In 1945, while Feynman was working on the Manhattan Project in a secret lab in Los Alamos, California, Arline died. Feynman was not a mystical type. He believed every mystery had an explanation that science could someday explain.

Nonetheless, he wrote Arline a letter after her death, penned in 1947. In it, he tells her that he has come to understand that death is not the end of their love story. Feynman wrote:

It is such a terribly long time since I last wrote to you—almost two years but I know you’ll excuse me because you understand how I am, stubborn and realistic; and I thought there was no sense to writing. But now I know my darling wife that it is right to do…I always will love you. I find it hard to understand in my mind what it means to love you after you are dead…I want to do little projects with you. I never thought until just now that we can do that. What should we do? We started to learn to make clothes together — or learn Chinese — or getting a movie projector.

The letter acknowledges that it’s a strange proposition. As Feynman noted in the message, “I love my wife. My wife is dead.”
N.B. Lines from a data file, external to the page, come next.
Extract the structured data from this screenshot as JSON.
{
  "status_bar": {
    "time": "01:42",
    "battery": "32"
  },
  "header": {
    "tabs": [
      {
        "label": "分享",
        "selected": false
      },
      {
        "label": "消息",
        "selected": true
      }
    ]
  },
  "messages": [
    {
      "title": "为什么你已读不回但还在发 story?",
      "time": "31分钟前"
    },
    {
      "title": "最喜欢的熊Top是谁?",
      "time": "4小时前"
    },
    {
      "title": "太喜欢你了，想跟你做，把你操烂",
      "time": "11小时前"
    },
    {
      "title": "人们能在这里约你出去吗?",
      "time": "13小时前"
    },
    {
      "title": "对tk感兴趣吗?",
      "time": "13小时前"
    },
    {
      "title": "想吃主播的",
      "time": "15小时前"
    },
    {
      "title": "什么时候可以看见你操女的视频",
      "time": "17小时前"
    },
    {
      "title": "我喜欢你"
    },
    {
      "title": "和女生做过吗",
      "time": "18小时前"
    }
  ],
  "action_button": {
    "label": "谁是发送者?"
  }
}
But he wasn’t being grim. If anything, he seemed pleased to realize that he could keep communicating with Arline, even if she would never write him back. He ended the missive with a joke in the postscript, “Please excuse my not mailing this—but I don’t know your new address.”

Dealing with impossible probables

The Mayo Clinic oncologist Edward Creagan, who has dealt with death in his family and seen a lot of grief after the demise of his patients with cancer, says that grieving is a challenge like no other. He has some suggestions for how to handle it—understand that grief is normal, allow yourself to mourn, seek support, take care of yourself, avoid major decisions initially, and remember that grief is unpredictable.

And he also notes that while no two grieving processes are the same, no one who has been touched by grief remains unchanged. ”It will be unique to you, depending on your own personality, your relationship to the person you lost and even the circumstances of the death,” Creagan writes. “The acceptance of your loss, the memories of your loved one, and your sorrow will gradually become an integrated part of how you see yourself as a whole person.”

Grief is not an easy emotion to deal with. But perhaps it shouldn’t be. Its intensity is evidence of our love. It is part of what makes us human, and a testament to those we’ve lost, a kind of proof of life’s value. In the words of the Russian writer Leo Tolstoy, whose sentiment Cave echoed in his letter, “Only people who are capable of loving strongly can also suffer great sorrow, but this same necessity of loving serves to counteract their grief and heals them.”